ZICHRON YAAKOV, Israel - Weizmann Institute researchers developed a treatment based on a genetically engineered fragment of the acetylcholine receptor molecule that, when administered via nasal drops, alleviates myasthenia gravis-like autoimmune disease in rats.

Details of the research were reported in the July 6, 1999, issue of the Proceedings of the National Academy of Sciences.

"We have good reason to believe that a treatment for human patients can now be developed," said research team leader Sara Fuchs, professor of immunology at the institute.

In myasthenia gravis (MG), the body's immune system mistakenly attacks the acetylcholine receptors in muscles. As the receptors are blocked by antibodies and progressively destroyed, the nerve-muscle communication is disrupted, with progressive paralysis. Fuchs's team genetically engineered that fragment of the human acetylcholine receptor that protrudes above the surface of muscle cells and reacts with various antibodies responsible for myasthenia gravis.

"Such fragments are easy to produce and far less likely to trigger the production of harmful antibodies than the entire receptor," Fuchs said.

Another major innovation is that nose drops - rather than injections - protected the rats against the myasthenia gravis-like disease, making the treatment "convenient to use" said Miriam Souroujon of The Open University of Israel, co-author on the PNAS paper with Dora Barchan and graduate student Sin-Hyeog Im.

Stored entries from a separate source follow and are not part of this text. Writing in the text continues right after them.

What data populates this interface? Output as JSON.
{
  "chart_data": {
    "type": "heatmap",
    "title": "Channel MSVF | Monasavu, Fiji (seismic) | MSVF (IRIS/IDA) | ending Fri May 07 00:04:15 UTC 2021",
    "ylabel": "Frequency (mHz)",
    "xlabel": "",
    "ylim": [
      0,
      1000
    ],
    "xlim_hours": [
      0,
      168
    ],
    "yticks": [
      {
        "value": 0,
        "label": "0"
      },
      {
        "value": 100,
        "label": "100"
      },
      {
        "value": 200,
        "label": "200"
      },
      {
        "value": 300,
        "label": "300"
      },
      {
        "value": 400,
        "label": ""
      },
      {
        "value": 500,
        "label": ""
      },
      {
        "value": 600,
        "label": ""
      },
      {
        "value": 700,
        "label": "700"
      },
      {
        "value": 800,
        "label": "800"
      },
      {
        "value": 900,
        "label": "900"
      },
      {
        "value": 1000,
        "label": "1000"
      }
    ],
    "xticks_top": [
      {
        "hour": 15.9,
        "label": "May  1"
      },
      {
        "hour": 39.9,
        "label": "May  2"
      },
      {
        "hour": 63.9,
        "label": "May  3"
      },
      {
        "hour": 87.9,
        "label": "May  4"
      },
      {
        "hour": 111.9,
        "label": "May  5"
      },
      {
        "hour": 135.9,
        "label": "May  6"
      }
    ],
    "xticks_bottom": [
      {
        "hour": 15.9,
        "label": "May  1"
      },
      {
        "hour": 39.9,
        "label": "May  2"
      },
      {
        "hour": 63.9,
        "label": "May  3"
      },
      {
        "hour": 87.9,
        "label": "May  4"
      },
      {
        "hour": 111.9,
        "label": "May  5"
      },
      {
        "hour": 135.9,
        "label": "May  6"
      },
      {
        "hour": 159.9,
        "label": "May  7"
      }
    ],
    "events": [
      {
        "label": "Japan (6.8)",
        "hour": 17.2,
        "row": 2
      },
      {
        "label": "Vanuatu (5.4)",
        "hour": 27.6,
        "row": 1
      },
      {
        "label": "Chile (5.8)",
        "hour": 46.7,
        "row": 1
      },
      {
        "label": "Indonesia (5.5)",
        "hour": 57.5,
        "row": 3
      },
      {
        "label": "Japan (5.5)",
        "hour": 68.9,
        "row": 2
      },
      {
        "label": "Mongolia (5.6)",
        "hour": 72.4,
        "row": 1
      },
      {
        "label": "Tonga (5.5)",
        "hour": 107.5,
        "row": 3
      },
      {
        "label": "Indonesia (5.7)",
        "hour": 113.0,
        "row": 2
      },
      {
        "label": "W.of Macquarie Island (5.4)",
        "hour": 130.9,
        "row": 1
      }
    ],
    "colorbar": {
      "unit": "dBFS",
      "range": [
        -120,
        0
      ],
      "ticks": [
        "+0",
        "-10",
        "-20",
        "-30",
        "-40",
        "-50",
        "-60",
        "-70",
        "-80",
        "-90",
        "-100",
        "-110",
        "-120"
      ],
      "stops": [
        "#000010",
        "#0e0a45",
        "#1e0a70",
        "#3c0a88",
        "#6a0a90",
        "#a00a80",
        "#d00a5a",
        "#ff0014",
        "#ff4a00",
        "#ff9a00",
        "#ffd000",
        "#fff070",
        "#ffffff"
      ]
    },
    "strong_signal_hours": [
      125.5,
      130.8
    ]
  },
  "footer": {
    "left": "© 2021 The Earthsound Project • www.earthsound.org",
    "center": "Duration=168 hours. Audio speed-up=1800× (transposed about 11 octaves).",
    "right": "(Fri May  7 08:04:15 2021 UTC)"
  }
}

Immunological treatments administered nasally or orally trigger a "mucosal tolerance," called that because they work through the mucosa (the soft inner lining of the nose, intestines and other organs), suppressing the undesirable autoimmune activity.

Several theories have been proposed to explain the little-understood mechanism of mucosal tolerance. The Weizmann scientists provided evidence from their experimental system that a subset of immune T cells present in the mucosa are stimulated to release substances that can actively suppress the disease-causing immune mechanism.